On this web page you can investigate the properties of the angles that are formed when a transversal cuts two parallel lines.
Sketch
A transversal intersecting two lines creates eight different angles: four pairs of corresponding angles, two pairs of alternate interior angles, and two pairs of alternate exterior angles. Use this sketch to study the relationships between the angles in each of these pairs. The sketch below shows parallel lines AB and CD with transversal PQ. Drag points A, P, or Q to change the sketch. Press the buttons to get the measures of the angles. Press Start Over at any time to remove the measurements.
Investigate
- When you press Corresponding Angles, you see angles GPA and PQC. What is another pair of corresponding angles?
- GPA and EQD
- BPG and DQP
- BPG and APQ
- Name another pair of alternate interior angles besides APQ and DQP.
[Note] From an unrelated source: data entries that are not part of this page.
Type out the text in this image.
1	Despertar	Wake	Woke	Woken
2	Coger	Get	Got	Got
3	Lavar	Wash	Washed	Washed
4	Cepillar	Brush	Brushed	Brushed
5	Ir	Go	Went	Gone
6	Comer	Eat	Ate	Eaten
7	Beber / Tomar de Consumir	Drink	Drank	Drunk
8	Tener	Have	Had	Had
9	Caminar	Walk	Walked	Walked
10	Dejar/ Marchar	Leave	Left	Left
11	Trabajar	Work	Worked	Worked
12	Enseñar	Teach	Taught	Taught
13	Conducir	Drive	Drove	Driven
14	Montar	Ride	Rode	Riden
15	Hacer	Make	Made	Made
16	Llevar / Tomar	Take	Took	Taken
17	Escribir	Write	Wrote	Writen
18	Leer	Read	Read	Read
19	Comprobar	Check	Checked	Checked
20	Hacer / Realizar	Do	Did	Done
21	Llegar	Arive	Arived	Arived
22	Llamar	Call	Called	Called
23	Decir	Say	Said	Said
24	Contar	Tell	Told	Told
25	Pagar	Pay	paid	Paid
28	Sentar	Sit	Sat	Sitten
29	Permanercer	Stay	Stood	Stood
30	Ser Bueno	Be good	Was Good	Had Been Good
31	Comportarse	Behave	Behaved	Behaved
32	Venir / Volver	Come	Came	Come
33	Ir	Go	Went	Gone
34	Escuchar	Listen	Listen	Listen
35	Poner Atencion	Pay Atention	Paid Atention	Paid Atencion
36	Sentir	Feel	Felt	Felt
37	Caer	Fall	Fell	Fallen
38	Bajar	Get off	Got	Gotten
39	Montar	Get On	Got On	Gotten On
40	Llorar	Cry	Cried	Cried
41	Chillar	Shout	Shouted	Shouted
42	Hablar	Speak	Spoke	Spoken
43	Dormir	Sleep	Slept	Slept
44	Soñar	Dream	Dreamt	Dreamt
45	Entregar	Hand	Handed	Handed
- Name all pairs of alternate exterior angles.
- What do you notice about corresponding angles?
- What do you notice about alternate interior angles?
- What do you notice about alternate exterior angles?
- Formulate the Parallel Lines Conjecture: If two parallel lines are cut by a transversal, then corresponding angles are _____, alternate interior angles are _____, and alternate exterior angles are _____.
Sketch
What happens if the lines you start with are not parallel? In the sketch here, transversal PQ cuts lines AB and CD. Drag points A, C, P, or Q to change the sketch. Observe what happens to the angle measures when the lines are not parallel.
Investigate
- Is your conjecture still true when the lines are not parallel?
- Use this sketch to investigate the Converse of the Parallel Lines Conjecture: If two lines are cut by a transversal to form pairs of congruent corresponding angles, congruent alternate interior angles, or congruent alternate exterior angles, then the lines are _____.